Sébastien Couture a relaté qu’avec Brian Pitre et Sébastien Carol, il s’était rendu chez Jean-François Fournier à Princeville. Plus tard, le groupe s’est rendu au Disco-bar Évasion de Victoriaville, puis au restaurant. Après la bouffe, Couture raconte avoir donné ses clés à Brian Pitre dans le but d’aller s’étendre sur la banquette arrière de sa voiture. «Le souvenir que j’ai par la suite, a-t-il souligné, c’est d’être debout sur la scène de l’accident. J’essayais de savoir ce qui se passait. Je ne peux pas dire comment je me sentais.»

S’il n’a aucun souvenir d’avoir conduit, Couture signale que les policiers, à force d’arguments, lui ont fait comprendre qu’il avait bien pu prendre le volant.

En entendant le policier raconter la reconstitution du drame, le jeune homme a avoué ne pas bien se sentir. «Je n’étais pas bien, j’ai tout appris en même temps, au fur et à mesure.»

Questionné sur son existence, Sébastien Couture a qualifié sa vie de très fade. «Je n’avance pas, je n’ai aucune motivation. J’ai tenté sans succès un retour à l’école. Je n’ai plus le même goût de vivre. J’ai de la misère à faire avec, j’ai bien de la misère», a-t-il mentionné.

Couture soutient ne plus consommer ni alcool ni drogue depuis la tragédie. Il n’a, non plus, jamais repris le volant, ni le travail. «Ma vie sociale est ordinaire, a-t-il ajouté. Je reste chez nous, je ne fais pas grand-chose.»

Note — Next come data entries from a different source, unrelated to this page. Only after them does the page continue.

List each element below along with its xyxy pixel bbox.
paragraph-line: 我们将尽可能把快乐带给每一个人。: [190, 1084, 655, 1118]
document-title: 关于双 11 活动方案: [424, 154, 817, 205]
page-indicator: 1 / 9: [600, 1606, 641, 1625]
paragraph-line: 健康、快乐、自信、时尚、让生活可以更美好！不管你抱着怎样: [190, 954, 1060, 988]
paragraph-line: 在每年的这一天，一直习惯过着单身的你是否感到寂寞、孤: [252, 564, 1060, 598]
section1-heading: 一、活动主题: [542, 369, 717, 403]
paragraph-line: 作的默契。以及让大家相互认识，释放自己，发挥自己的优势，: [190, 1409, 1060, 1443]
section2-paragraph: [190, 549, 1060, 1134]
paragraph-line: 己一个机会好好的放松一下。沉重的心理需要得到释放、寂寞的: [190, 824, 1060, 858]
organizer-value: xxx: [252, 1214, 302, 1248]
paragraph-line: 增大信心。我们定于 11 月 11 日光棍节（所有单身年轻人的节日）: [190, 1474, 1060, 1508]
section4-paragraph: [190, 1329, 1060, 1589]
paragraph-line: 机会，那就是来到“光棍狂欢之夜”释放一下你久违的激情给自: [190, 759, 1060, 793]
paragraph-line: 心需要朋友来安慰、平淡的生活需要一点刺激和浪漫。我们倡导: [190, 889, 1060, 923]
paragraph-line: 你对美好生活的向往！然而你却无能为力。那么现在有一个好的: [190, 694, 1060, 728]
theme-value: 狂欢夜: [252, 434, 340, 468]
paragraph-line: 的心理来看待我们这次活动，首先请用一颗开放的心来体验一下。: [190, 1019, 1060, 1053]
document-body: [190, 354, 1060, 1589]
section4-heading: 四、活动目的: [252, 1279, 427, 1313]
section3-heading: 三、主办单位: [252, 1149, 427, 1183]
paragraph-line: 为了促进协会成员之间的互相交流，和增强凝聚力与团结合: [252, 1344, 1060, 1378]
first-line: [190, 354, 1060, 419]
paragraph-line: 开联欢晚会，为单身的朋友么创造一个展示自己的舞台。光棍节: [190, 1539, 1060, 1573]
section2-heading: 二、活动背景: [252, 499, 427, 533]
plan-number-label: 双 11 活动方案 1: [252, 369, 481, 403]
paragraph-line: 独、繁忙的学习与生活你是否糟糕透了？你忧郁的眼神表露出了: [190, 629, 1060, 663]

Quant à l’état mécanique de son automobile, Sébastien Couture a indiqué que sa voiture allait bien. «Mes freins répondaient bien, mais les pneus étaient dus pour être changés», a-t-il avoué.

Commentaires des parties

Le procureur aux poursuites criminelles et pénales, Me Hugo Breton, a réclamé une peine ferme de trois ans d’emprisonnement et une interdiction de conduire. «Peu importe la sentence, ça ne ramènera pas les morts, a-t-il fait valoir. Mais on doit se baser sur deux éléments : la dénonciation et la dissuasion. On a un message à lancer à la population. Il faut dissuader tous les Sébastien Couture du Québec de conduire à haute vitesse, avec un véhicule en mauvais état et avec de l’alcool dans le sang.»

En citant notamment un cas de jurisprudence, celui d’Adam Rousseau, Me Breton a dit espérer du juge Grenier qu’il tienne compte, dans sa sentence, «de l’alcool qui fait partie de cette trame de faits, ce soir-là».

Du côté de la défense, même s’il ne fait aucun doute que Couture conduisait son véhicule et conscient de la gravité du geste, Me Jean-Claude Lagacé a plaidé pour une peine à purger dans la collectivité. «Mon client est dévasté, sa vie n’a plus le même sens, il n’a plus de dynamisme. Je pense que le message peut être transmis par une sentence dans la collectivité, compte tenu de différents facteurs, tels que l’absence d’antécédents judiciaires. Il est aussi plein de remords. Et c’était une aventure commune. Les trois amis avaient également consommé, certains plus que lui», a-t-il noté.

Le juge Grenier fera donc connaître sa décision le 15 août, une décision difficile. «J’ai vu la détresse des deux, de la mère et de monsieur. C’est difficile pour tous. Je ne veux pas détruire le jeune homme, mais on ne peut pas passer l’éponge complètement. Il faut trouver une solution adéquate», a indiqué le magistrat.